Sunday 1 March 1998

ELECTED SECOND CHAMBER IN DANGER

Paul Anderson, Red Pepper, March 1998

All the signs are that the government is set to reject replacement of the House of Lords with a democratically elected second chamber.

Insiders say that the committee chaired by Lord Chancellor Derry Irvine to examine the options for Lords reform – first to find a way of getting rid of the ludicrous archaism of hereditary peers and then to proffer suggestions for a ‘more democratic and representative’ second chamber as promised by the 1997 Labour manifesto – is likely to reject the idea of an elected upper house. Instead, they say, it will back Irvine’s (and Tony Blair’s) preference for a second chamber that is largely appointed.

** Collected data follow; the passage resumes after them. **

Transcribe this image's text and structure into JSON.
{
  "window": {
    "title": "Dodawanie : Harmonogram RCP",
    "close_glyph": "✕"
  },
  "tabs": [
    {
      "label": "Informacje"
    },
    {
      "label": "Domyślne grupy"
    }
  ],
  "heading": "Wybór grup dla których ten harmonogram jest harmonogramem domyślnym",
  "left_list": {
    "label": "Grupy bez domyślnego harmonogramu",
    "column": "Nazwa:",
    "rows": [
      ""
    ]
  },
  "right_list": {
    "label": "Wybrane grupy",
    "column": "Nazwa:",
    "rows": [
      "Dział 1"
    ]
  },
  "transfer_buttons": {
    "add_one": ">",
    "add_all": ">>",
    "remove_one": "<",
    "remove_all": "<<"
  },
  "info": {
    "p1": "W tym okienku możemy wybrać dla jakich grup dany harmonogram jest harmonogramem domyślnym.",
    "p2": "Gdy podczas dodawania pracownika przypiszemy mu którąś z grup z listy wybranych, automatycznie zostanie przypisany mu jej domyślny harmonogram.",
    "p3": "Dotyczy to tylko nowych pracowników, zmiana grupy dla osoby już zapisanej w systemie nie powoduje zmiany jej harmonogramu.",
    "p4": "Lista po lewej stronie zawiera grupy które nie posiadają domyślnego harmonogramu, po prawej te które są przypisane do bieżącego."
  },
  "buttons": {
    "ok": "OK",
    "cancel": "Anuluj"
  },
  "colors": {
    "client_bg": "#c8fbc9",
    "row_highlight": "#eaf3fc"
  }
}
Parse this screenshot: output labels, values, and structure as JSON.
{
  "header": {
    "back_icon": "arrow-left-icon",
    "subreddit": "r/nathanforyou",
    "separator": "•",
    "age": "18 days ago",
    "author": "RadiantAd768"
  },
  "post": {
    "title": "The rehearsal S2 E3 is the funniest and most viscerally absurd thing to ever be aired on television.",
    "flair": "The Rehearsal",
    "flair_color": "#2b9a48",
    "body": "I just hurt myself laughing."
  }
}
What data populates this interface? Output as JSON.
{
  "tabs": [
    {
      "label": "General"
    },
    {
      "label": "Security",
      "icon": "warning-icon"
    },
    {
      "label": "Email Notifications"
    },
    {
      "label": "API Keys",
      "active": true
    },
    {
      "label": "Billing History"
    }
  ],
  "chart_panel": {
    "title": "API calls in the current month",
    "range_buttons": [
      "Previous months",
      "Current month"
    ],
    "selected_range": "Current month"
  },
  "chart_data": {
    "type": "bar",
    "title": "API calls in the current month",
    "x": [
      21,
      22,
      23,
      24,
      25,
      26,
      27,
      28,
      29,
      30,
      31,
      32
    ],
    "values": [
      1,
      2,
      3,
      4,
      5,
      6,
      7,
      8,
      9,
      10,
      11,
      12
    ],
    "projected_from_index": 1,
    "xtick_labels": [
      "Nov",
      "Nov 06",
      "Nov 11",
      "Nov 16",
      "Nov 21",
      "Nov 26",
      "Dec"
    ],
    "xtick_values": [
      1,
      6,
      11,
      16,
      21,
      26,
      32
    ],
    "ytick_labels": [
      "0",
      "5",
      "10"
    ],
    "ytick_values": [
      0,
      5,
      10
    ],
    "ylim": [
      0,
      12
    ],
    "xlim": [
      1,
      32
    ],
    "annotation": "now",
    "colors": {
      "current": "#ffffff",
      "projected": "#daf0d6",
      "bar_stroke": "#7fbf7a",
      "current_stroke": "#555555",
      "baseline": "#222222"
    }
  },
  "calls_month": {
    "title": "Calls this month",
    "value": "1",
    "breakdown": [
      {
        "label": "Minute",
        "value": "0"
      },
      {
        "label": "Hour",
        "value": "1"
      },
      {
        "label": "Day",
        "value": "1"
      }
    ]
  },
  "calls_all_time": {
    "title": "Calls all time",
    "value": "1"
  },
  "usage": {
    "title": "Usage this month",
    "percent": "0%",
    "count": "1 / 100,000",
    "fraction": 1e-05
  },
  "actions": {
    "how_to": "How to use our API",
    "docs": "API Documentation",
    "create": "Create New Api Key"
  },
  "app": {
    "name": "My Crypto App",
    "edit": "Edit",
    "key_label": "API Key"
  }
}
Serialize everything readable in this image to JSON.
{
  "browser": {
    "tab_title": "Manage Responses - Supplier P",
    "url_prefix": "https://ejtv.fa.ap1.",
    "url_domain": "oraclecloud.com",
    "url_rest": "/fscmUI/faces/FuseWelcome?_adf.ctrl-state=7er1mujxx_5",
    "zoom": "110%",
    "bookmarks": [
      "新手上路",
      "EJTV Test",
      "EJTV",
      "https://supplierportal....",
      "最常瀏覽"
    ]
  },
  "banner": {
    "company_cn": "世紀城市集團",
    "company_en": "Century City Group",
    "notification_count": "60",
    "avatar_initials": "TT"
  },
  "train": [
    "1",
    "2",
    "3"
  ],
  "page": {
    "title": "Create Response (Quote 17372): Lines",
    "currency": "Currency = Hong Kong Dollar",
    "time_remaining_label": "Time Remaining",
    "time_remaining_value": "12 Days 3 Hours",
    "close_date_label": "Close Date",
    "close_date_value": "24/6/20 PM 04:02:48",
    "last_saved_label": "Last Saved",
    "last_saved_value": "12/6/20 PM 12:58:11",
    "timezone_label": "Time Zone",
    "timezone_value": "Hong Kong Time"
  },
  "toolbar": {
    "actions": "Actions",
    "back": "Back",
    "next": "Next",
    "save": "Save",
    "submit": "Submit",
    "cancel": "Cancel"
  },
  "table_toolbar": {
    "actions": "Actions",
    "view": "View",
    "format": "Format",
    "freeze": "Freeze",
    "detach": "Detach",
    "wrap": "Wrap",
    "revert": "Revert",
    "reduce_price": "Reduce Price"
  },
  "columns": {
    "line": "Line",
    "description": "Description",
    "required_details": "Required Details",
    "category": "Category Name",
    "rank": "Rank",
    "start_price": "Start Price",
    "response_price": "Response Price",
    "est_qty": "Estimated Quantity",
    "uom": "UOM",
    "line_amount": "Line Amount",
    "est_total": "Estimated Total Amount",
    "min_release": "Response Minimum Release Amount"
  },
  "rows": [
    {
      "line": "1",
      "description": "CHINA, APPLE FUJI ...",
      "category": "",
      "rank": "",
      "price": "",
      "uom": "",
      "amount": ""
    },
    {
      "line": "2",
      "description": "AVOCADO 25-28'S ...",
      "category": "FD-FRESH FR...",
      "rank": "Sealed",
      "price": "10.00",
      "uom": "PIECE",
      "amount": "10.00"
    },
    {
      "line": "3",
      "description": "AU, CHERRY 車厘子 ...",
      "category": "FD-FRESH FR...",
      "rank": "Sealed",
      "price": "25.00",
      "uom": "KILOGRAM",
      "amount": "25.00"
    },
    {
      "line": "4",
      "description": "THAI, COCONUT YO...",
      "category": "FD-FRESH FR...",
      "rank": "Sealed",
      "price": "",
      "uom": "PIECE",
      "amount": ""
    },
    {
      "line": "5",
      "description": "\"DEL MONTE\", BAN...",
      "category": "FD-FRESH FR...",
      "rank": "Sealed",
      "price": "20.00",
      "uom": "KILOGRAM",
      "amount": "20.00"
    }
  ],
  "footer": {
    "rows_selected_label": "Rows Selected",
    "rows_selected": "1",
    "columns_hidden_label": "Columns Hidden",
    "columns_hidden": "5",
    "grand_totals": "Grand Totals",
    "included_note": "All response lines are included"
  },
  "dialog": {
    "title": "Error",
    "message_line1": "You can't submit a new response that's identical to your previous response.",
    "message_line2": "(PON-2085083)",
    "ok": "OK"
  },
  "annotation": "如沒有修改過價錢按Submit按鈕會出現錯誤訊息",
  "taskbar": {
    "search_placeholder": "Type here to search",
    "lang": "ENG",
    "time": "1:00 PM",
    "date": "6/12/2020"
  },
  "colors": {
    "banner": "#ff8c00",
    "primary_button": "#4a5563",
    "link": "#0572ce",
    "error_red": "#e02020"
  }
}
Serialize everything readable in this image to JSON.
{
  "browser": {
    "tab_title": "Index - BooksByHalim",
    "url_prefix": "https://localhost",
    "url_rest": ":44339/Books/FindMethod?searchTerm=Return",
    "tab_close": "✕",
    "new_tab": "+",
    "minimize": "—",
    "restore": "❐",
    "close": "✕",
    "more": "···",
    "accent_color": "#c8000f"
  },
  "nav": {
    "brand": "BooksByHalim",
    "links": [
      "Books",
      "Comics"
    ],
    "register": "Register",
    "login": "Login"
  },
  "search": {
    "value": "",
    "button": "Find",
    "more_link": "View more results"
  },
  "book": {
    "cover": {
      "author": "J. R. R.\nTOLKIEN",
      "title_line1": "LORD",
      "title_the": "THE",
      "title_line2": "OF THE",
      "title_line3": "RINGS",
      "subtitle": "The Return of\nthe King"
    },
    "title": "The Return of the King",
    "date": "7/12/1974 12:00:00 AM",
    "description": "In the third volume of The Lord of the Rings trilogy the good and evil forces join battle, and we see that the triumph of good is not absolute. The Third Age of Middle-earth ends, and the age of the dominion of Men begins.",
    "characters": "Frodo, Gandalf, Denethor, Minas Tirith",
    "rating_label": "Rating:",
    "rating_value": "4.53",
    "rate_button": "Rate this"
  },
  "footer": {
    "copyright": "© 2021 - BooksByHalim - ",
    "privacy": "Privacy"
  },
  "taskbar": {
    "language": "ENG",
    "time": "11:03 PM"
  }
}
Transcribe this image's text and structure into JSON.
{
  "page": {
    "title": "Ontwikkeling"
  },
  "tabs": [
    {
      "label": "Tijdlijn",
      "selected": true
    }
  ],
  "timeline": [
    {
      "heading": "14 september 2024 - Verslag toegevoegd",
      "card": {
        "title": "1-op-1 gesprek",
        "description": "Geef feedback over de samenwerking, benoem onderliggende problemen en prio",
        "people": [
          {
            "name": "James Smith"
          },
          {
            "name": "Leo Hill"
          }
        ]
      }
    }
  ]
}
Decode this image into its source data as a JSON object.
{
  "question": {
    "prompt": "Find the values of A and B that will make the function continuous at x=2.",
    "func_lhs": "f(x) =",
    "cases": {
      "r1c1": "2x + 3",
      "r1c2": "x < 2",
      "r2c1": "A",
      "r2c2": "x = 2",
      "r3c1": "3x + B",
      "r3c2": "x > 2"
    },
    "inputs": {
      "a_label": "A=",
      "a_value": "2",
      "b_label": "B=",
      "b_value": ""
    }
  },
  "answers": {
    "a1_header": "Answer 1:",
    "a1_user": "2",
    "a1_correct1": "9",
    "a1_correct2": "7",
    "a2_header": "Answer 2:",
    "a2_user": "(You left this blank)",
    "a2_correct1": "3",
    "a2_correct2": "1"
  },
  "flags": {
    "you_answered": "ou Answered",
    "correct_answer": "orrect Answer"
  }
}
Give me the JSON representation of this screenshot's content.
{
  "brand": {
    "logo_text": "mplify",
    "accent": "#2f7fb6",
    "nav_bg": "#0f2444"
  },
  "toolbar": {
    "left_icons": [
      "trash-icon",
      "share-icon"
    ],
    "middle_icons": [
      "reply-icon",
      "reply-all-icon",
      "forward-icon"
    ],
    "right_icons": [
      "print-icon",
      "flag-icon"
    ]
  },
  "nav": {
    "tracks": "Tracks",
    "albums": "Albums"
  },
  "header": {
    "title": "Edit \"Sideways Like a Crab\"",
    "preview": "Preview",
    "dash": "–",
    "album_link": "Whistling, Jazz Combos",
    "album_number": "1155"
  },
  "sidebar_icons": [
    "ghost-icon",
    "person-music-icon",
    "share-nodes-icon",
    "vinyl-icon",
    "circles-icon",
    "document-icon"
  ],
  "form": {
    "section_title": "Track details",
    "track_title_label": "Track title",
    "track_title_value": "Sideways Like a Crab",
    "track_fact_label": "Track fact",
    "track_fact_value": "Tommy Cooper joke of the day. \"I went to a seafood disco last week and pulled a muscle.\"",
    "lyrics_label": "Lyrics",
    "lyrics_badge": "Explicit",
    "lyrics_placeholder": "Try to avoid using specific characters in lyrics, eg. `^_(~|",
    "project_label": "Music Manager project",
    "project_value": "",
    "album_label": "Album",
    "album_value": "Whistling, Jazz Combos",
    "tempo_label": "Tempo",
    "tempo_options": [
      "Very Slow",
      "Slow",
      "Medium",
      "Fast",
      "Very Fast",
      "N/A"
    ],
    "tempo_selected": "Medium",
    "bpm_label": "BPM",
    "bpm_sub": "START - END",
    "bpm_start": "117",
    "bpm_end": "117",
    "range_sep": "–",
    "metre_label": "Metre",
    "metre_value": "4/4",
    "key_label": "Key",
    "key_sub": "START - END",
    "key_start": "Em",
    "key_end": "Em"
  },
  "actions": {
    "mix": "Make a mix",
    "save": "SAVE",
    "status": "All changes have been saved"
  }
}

‘The publicly stated rationale for rejecting democratic elections will be the supposed need for a diverse upper house,’ said a senior Labour peer. ‘In fact, the point of the exercise is simply to preserve the patronage powers of the prime minister.’

Irvine himself has made it clear that he sees a wholly elected second chamber as dangerous. He told an interviewer last month that ‘it’s difficult to see how without a very significant element you can really ensure that the House of Lords is a house of all the talents, and a place at which people enter at a fairly high age’.

But journalists have been slow to latch on to the dominance of his view in his committee – which is largely down to Blair’s strong support for his anti-democratic position.

The argument is by no means over. Labour peers certainly lack democratic legitimacy. But they are hardly a New Labour cabal, as they showed last month by voting to outlaw predatory pricing in the newspaper industry, a measure Blair had promised Rupert Murdoch that Labour would oppose. Many of them remain attached to the principle of a democratically elected second chamber as advocated by Labour before Blair became leader – not least Roy Hattersley, now elevated to the peerage but in past life, as shadow home secretary, the architect of Labour’s 1992 promise of an elected upper house. Even in Irvine’s inner circle there are a few convinced democrats.

But Irvine and Blair have strong support among Labour MPs who reject an elected second chamber on the grounds that it would inevitably reduce the powers of the Commons. And they can count on the backing of most of the press, which rather likes the idea of a second chamber packed with the celebrities it already knows, however they are chosen.

So – rather like proportional representation for the Commons – a democratic second chamber is already looking like a modernisation too far for the Blair government. Unless, of course, we start putting on the pressure right now.